The initial crash report from state police made no mention of troopers using force or arresting Greene.
That crash report said two troopers pursued a vehicle being driven by Greene following an attempt to pull him over for an unspecified traffic violation, and the pursuit ended when Greene crashed his vehicle.
A separate state police document noted that the Louisiana State Police Criminal Investigations Division was called about an hour after the crash to investigate Greene’s in-custody death.
That document — an initial complaint by the investigations division — says “Greene was taken into custody after resisting arrest and a struggle with troopers.”
“A short time later Greene became unresponsive and was transported to Glenwood Medical Center by Pafford Medical Service,” the initial complaint reads.
He died on the way to the hospital, the initial complaint reads.
In May 2020, Greene’s daughter filed a federal wrongful death lawsuit against seven law enforcement officers that said Greene was “brutalized by Louisiana State Police and Union Parish Deputy Officers which caused his death.” The lawsuit alleged officers “used lethal force” against him.
Hardin, Greene’s mother, told CNN Thursday that two investigative officers told the family shortly after the death that Greene crashed into a tree during a pursuit.
The lawsuit alleges “one officer told Greene’s mother that he had been killed immediately after hitting a tree.”
The AP reported last year that Union Parish Coroner Renee Smith said Greene’s death was ruled accidental and was attributed to cardiac arrest.
The lawsuit said an initial report from the Glenwood Medical Center listed the principal cause of Greene’s death as cardiac arrest.
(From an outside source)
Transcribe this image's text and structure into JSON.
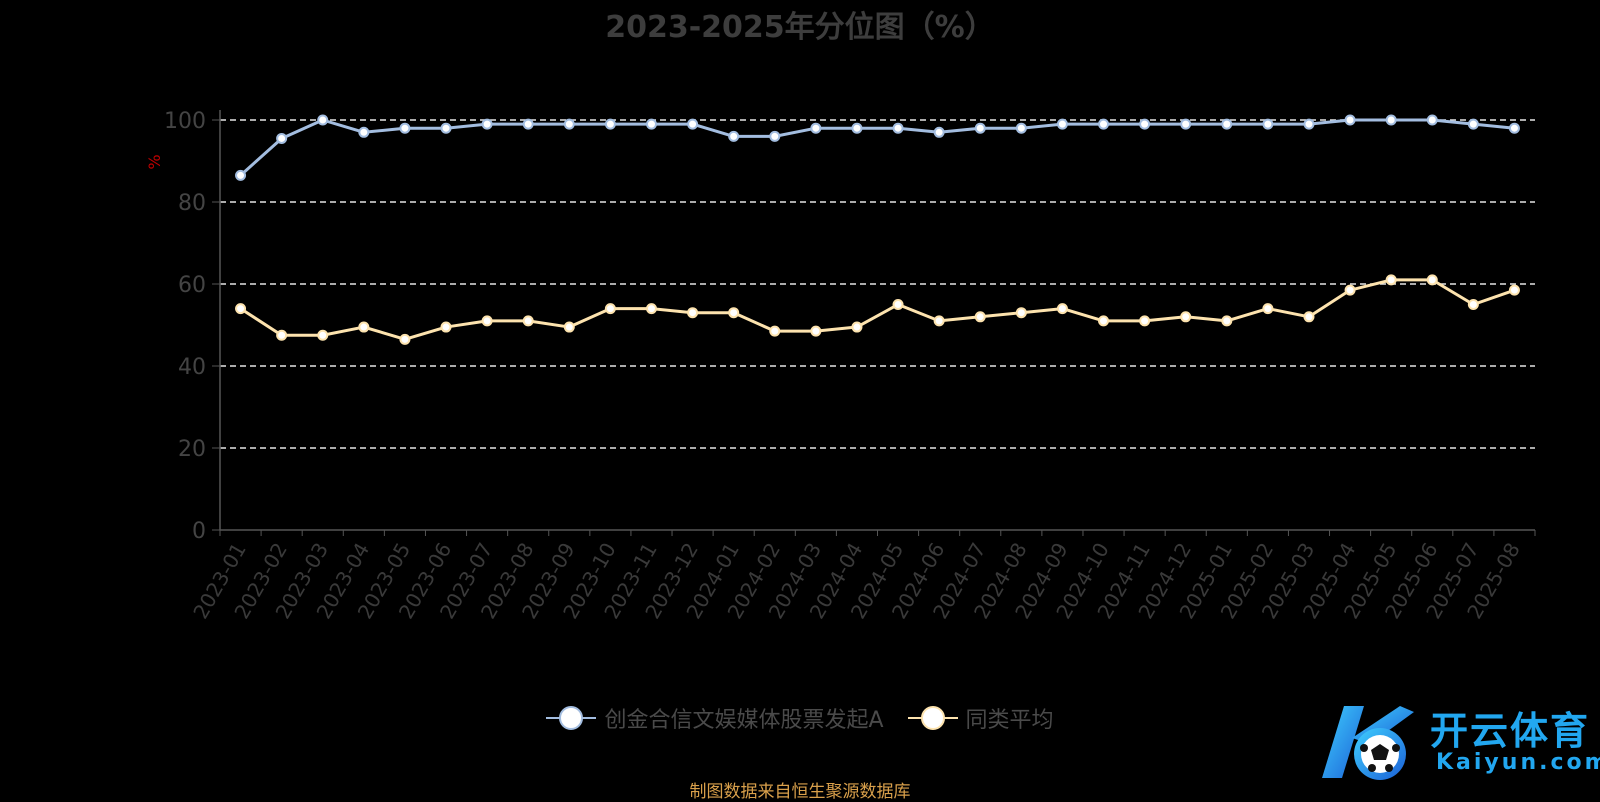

He was also diagnosed with an “unspecified injury of head,” according to the lawsuit.
The lawsuit also cites a GCM emergency room physician who allegedly noted that differing accounts about what happened to Greene did not “add up.”
“Upon obtaining more history from different law enforcement personnel, history seems to be disjointed and does not add up. Different versions are present,” the lawsuit quotes the physician as saying.
“Family states they were told by law enforcement that patient died on impact with (tree) immediately after motor vehicle accident, but law enforcement state to me that patient for [sic] out of the car and was running and involved in a fight and struggle” and was “tased 3 times.”
Two officers involved in the incident were reprimanded for their actions that night two years ago, including not following procedures for body-worn cameras.
One officer is on administrative leave in connection with a separate incident. Another officer received a 50-hour suspension, according to an LSP spokesperson.
A third officer — who was heard in an audio recording last year describing beating “the ever-living f***” out of Greene — died in a single-vehicle crash in September.